À Goma, l’activité commerciale devient de plus en plus difficile pour les commerçants formels, notamment les propriétaires de boutiques, qui se retrouvent dans une situation critique face à la concurrence déloyale des vendeurs ambulants. En effet, depuis quelques mois, la prolifération de ces derniers, qui écoulent des produits manufacturés à des prix bien inférieurs à ceux du marché traditionnel, perturbe gravement le commerce local.

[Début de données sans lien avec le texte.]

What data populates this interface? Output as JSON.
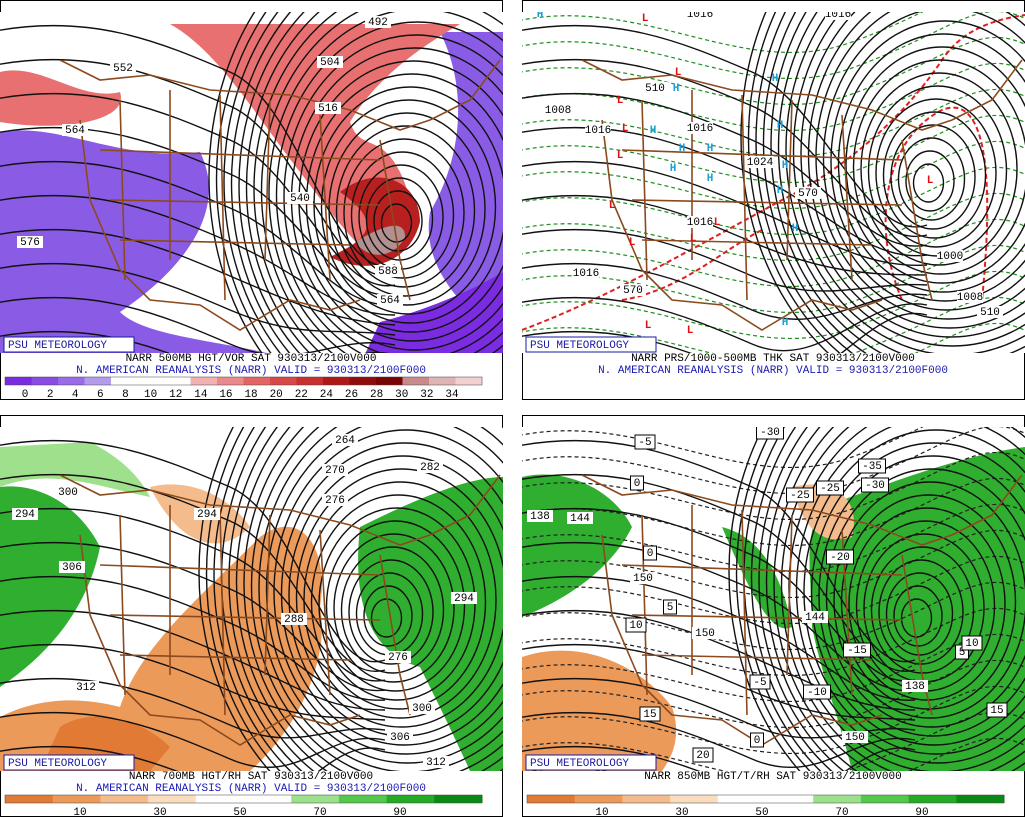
{
  "panels": [
    {
      "caption": [
        "NARR 500MB HGT/VOR SAT 930313/2100V000",
        "N. AMERICAN REANALYSIS (NARR) VALID = 930313/2100F000"
      ],
      "badge": "PSU METEOROLOGY",
      "colorbar": {
        "labels": [
          "0",
          "2",
          "4",
          "6",
          "8",
          "10",
          "12",
          "14",
          "16",
          "18",
          "20",
          "22",
          "24",
          "26",
          "28",
          "30",
          "32",
          "34"
        ],
        "colors": [
          "#7b2be0",
          "#8a4ae4",
          "#9a6ae8",
          "#b49cec",
          "#ffffff",
          "#ffffff",
          "#ffffff",
          "#f2b0b0",
          "#ea8a8a",
          "#e26464",
          "#d84848",
          "#c83030",
          "#b01818",
          "#900c0c",
          "#780404",
          "#c88a8a",
          "#e0b4b4",
          "#f2d0d0"
        ]
      },
      "labels": [
        "492",
        "504",
        "516",
        "552",
        "564",
        "576",
        "588",
        "564",
        "540"
      ]
    },
    {
      "caption": [
        "NARR PRS/1000-500MB THK SAT 930313/2100V000",
        "N. AMERICAN REANALYSIS (NARR) VALID = 930313/2100F000"
      ],
      "badge": "PSU METEOROLOGY",
      "labels": [
        "1016",
        "1008",
        "1016",
        "1016",
        "1016",
        "1016",
        "1024",
        "1000",
        "1008",
        "510",
        "570",
        "570",
        "510",
        "1016"
      ],
      "centers": [
        "L",
        "L",
        "L",
        "L",
        "L",
        "L",
        "L",
        "L",
        "L",
        "L",
        "L",
        "L",
        "H",
        "H",
        "H",
        "H",
        "H",
        "H",
        "H",
        "H",
        "H",
        "H",
        "H",
        "H",
        "H"
      ]
    },
    {
      "caption": [
        "NARR 700MB HGT/RH SAT 930313/2100V000",
        "N. AMERICAN REANALYSIS (NARR) VALID = 930313/2100F000"
      ],
      "badge": "PSU METEOROLOGY",
      "colorbar": {
        "labels": [
          "10",
          "30",
          "50",
          "70",
          "90"
        ],
        "colors": [
          "#e07a34",
          "#ec9a5a",
          "#f4bc8c",
          "#fadcc0",
          "#ffffff",
          "#ffffff",
          "#9ce08c",
          "#54c84a",
          "#24aa24",
          "#0a8a14"
        ]
      },
      "labels": [
        "264",
        "270",
        "276",
        "282",
        "300",
        "294",
        "294",
        "306",
        "288",
        "312",
        "306",
        "312",
        "294",
        "276",
        "300"
      ]
    },
    {
      "caption": [
        "NARR 850MB HGT/T/RH SAT 930313/2100V000"
      ],
      "badge": "PSU METEOROLOGY",
      "colorbar": {
        "labels": [
          "10",
          "30",
          "50",
          "70",
          "90"
        ],
        "colors": [
          "#e07a34",
          "#ec9a5a",
          "#f4bc8c",
          "#fadcc0",
          "#ffffff",
          "#ffffff",
          "#9ce08c",
          "#54c84a",
          "#24aa24",
          "#0a8a14"
        ]
      },
      "labels": [
        "138",
        "144",
        "150",
        "150",
        "144",
        "150",
        "138"
      ],
      "boxed_labels": [
        "-5",
        "-30",
        "-35",
        "-30",
        "-25",
        "-25",
        "-20",
        "0",
        "0",
        "5",
        "10",
        "-5",
        "-15",
        "-10",
        "15",
        "20",
        "5",
        "10",
        "15",
        "0"
      ]
    }
  ]
}
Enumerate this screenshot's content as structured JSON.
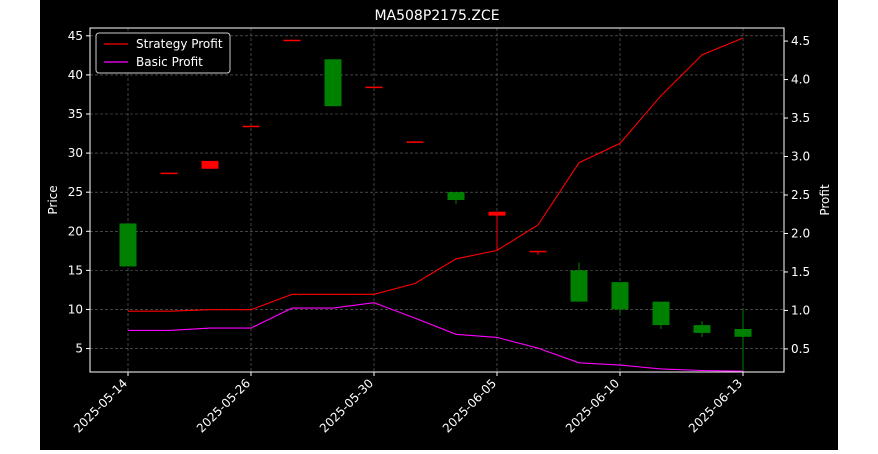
{
  "chart_data": {
    "type": "candlestick+line",
    "title": "MA508P2175.ZCE",
    "xlabel": "",
    "ylabel_left": "Price",
    "ylabel_right": "Profit",
    "ylim_left": [
      2,
      46
    ],
    "ylim_right": [
      0.2,
      4.67
    ],
    "yticks_left": [
      5,
      10,
      15,
      20,
      25,
      30,
      35,
      40,
      45
    ],
    "yticks_right": [
      0.5,
      1.0,
      1.5,
      2.0,
      2.5,
      3.0,
      3.5,
      4.0,
      4.5
    ],
    "x_tick_labels": [
      "2025-05-14",
      "2025-05-26",
      "2025-05-30",
      "2025-06-05",
      "2025-06-10",
      "2025-06-13"
    ],
    "x_tick_positions": [
      0,
      3,
      6,
      9,
      12,
      15
    ],
    "grid": true,
    "legend_position": "top-left",
    "colors": {
      "up": "#008000",
      "down": "#ff0000",
      "strategy": "#ff0000",
      "basic": "#ff00ff",
      "fg": "#ffffff",
      "bg": "#000000"
    },
    "candles": [
      {
        "x": 0,
        "open": 15.5,
        "close": 21.0,
        "high": 21.0,
        "low": 15.5
      },
      {
        "x": 1,
        "open": 27.5,
        "close": 27.5,
        "high": 27.5,
        "low": 27.5
      },
      {
        "x": 2,
        "open": 28.0,
        "close": 29.0,
        "high": 29.0,
        "low": 28.0
      },
      {
        "x": 3,
        "open": 33.5,
        "close": 33.5,
        "high": 33.5,
        "low": 33.5
      },
      {
        "x": 4,
        "open": 44.5,
        "close": 44.5,
        "high": 44.5,
        "low": 44.5
      },
      {
        "x": 5,
        "open": 36.0,
        "close": 42.0,
        "high": 42.0,
        "low": 36.0
      },
      {
        "x": 6,
        "open": 38.5,
        "close": 38.5,
        "high": 38.5,
        "low": 38.5
      },
      {
        "x": 7,
        "open": 31.5,
        "close": 31.5,
        "high": 31.5,
        "low": 31.5
      },
      {
        "x": 8,
        "open": 24.0,
        "close": 25.0,
        "high": 25.0,
        "low": 23.5
      },
      {
        "x": 9,
        "open": 22.0,
        "close": 22.5,
        "high": 22.5,
        "low": 17.5
      },
      {
        "x": 10,
        "open": 17.5,
        "close": 17.5,
        "high": 17.5,
        "low": 17.0
      },
      {
        "x": 11,
        "open": 11.0,
        "close": 15.0,
        "high": 16.0,
        "low": 11.0
      },
      {
        "x": 12,
        "open": 10.0,
        "close": 13.5,
        "high": 13.5,
        "low": 9.5
      },
      {
        "x": 13,
        "open": 8.0,
        "close": 11.0,
        "high": 11.0,
        "low": 7.5
      },
      {
        "x": 14,
        "open": 7.0,
        "close": 8.0,
        "high": 8.5,
        "low": 6.5
      },
      {
        "x": 15,
        "open": 6.5,
        "close": 7.5,
        "high": 10.0,
        "low": 2.0
      }
    ],
    "candle_colors": [
      "up",
      "down",
      "down",
      "down",
      "down",
      "up",
      "down",
      "down",
      "up",
      "down",
      "down",
      "up",
      "up",
      "up",
      "up",
      "up"
    ],
    "series": [
      {
        "name": "Strategy Profit",
        "axis": "right",
        "color": "#ff0000",
        "values": [
          0.99,
          0.99,
          1.01,
          1.01,
          1.21,
          1.21,
          1.21,
          1.35,
          1.67,
          1.78,
          2.11,
          2.92,
          3.17,
          3.79,
          4.32,
          4.54
        ]
      },
      {
        "name": "Basic Profit",
        "axis": "right",
        "color": "#ff00ff",
        "values": [
          0.74,
          0.74,
          0.77,
          0.77,
          1.03,
          1.03,
          1.1,
          0.9,
          0.69,
          0.65,
          0.51,
          0.32,
          0.29,
          0.24,
          0.22,
          0.21
        ]
      }
    ]
  }
}
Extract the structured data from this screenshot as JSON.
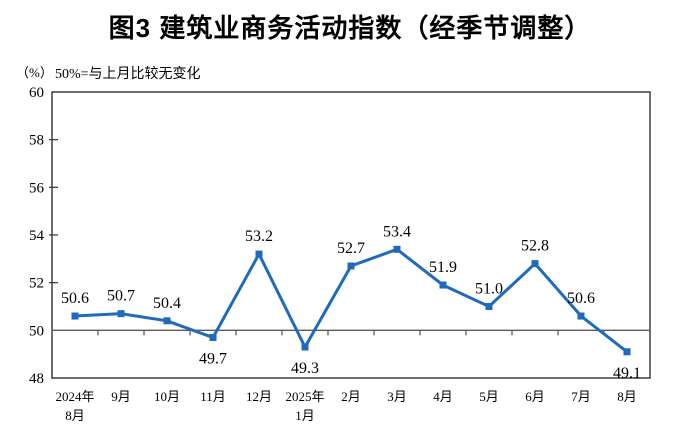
{
  "title": "图3 建筑业商务活动指数（经季节调整）",
  "unit_label": "（%）",
  "subtitle": "50%=与上月比较无变化",
  "chart_data": {
    "type": "line",
    "title": "图3 建筑业商务活动指数（经季节调整）",
    "subtitle": "50%=与上月比较无变化",
    "unit": "（%）",
    "categories": [
      "2024年\n8月",
      "9月",
      "10月",
      "11月",
      "12月",
      "2025年\n1月",
      "2月",
      "3月",
      "4月",
      "5月",
      "6月",
      "7月",
      "8月"
    ],
    "values": [
      50.6,
      50.7,
      50.4,
      49.7,
      53.2,
      49.3,
      52.7,
      53.4,
      51.9,
      51.0,
      52.8,
      50.6,
      49.1
    ],
    "value_labels": [
      "50.6",
      "50.7",
      "50.4",
      "49.7",
      "53.2",
      "49.3",
      "52.7",
      "53.4",
      "51.9",
      "51.0",
      "52.8",
      "50.6",
      "49.1"
    ],
    "label_positions": [
      "above",
      "above",
      "above",
      "below",
      "above",
      "below",
      "above",
      "above",
      "above",
      "above",
      "above",
      "above",
      "below"
    ],
    "xlabel": "",
    "ylabel": "（%）",
    "ylim": [
      48,
      60
    ],
    "ytick_step": 2,
    "yticks": [
      48,
      50,
      52,
      54,
      56,
      58,
      60
    ],
    "reference_line": 50,
    "grid": false,
    "legend": "none",
    "line_color": "#1e6abd",
    "marker": "square",
    "axis_color": "#3f3f3f",
    "ref_line_color": "#5a5a5a"
  }
}
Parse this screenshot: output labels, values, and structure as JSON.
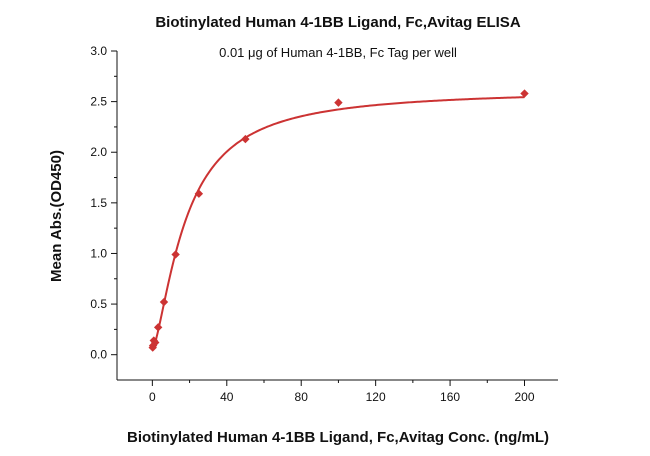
{
  "chart_data": {
    "type": "scatter",
    "title": "Biotinylated Human 4-1BB Ligand, Fc,Avitag ELISA",
    "subtitle": "0.01 μg of Human 4-1BB, Fc Tag per well",
    "xlabel": "Biotinylated Human 4-1BB Ligand, Fc,Avitag Conc. (ng/mL)",
    "ylabel": "Mean Abs.(OD450)",
    "xlim": [
      -19,
      218
    ],
    "ylim": [
      -0.25,
      3.0
    ],
    "xticks": [
      0,
      40,
      80,
      120,
      160,
      200
    ],
    "yticks": [
      0.0,
      0.5,
      1.0,
      1.5,
      2.0,
      2.5,
      3.0
    ],
    "grid": false,
    "marker_color": "#cc3333",
    "curve_color": "#cc3333",
    "series": [
      {
        "x": [
          0.195,
          0.39,
          0.78,
          1.56,
          3.125,
          6.25,
          12.5,
          25,
          50,
          100,
          200
        ],
        "y": [
          0.07,
          0.09,
          0.14,
          0.12,
          0.27,
          0.52,
          0.99,
          1.59,
          2.13,
          2.49,
          2.58
        ]
      }
    ],
    "fit_curve": {
      "type": "4PL",
      "bottom": 0.05,
      "top": 2.62,
      "ec50": 18.0,
      "hill": 1.45
    }
  }
}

Les rues de la ville sont envahies par des marchands ambulants, vendant des produits allant des biens de consommation courante aux articles plus spécifiques, souvent à des prix considérablement réduits. Un phénomène qui, selon les commerçants, crée un manque à gagner pour les boutiquiers formels qui, eux, appliquent des prix de vente plus élevés, en raison des frais fixes qu’ils doivent supporter.
Des prix défiant toute concurrence
Un boutiquier du quartier Virunga, qui souhaite garder l’anonymat, explique les difficultés qu’il rencontre : « Actuellement, nous connaissons des invendus à cause de ces ambulants qui vendent tous les produits à des prix très réduits. Quand les clients viennent vers nous, ils refusent de payer nos prix habituels. Cela rend notre travail encore plus difficile ».
Pour lui, la situation devient insoutenable, car les prix proposés par les commerçants informels sont souvent inférieurs de moitié, ce qui crée une pression importante sur ceux qui, légalement, sont obligés de respecter des normes fiscales et commerciales.
Le poids des charges pour les commerçants formels
Ce qui distingue les commerçants formels des ambulants, c’est la taxation et les frais fixes qu’ils doivent assumer. Le propriétaire d’une boutique en ville doit en effet payer un loyer, des taxes locales et diverses charges administratives qui pèsent lourdement sur le prix de revient des produits.
Pour un autre commerçant, cette réalité est d’autant plus frustrante qu’il se sent désavantagé par rapport aux ambulants, qui, eux, ne sont soumis à aucune de ces obligations :
« Ce que les autorités ne comprennent pas, c’est que nous avons plusieurs charges pour notre travail : loyer, taxes et autres dépenses, ce qui constitue notre base pour la fixation des prix des produits. Mais pour les ambulants, aucune dépense, rien à part amasser de l’argent. Que les autorités revoient cette évidence ».
Les autorités face à un dilemme
Les autorités locales semblent être confrontées à un véritable dilemme. D’une part, elles sont soumises à des pressions sociales pour permettre à de nombreux petits commerçants de subsister dans un contexte économique difficile, mais d’autre part, elles sont conscientes des déséquilibres créés par ce phénomène sur le marché formel.
Les commerçants formels réclament ainsi une intervention urgente des autorités pour rétablir un équilibre entre les secteurs formels et informels. Pour eux, la solution passe par une régulation stricte du commerce ambulatoire, notamment en matière de taxes et de conditions de travail, afin de garantir une concurrence loyale.
Une problématique socio-économique complexe
La prolifération du commerce ambulatoire à Goma ne fait pas qu’affecter les commerçants. Elle a également un impact sur la qualité des produits et sur la sécurité alimentaire. Nombreux de ces produits vendus à des prix cassés sont souvent de qualité douteuse, ce qui représente un risque pour les consommateurs.
Les autorités locales doivent désormais prendre des mesures pour assurer la régulation de ce marché parallèle tout en soutenant les petits commerçants formels dans leur démarche de développement économique. La réglementation des prix et une taxation équitable entre les deux secteurs semblent être des étapes nécessaires pour rétablir une économie locale saine et compétitive.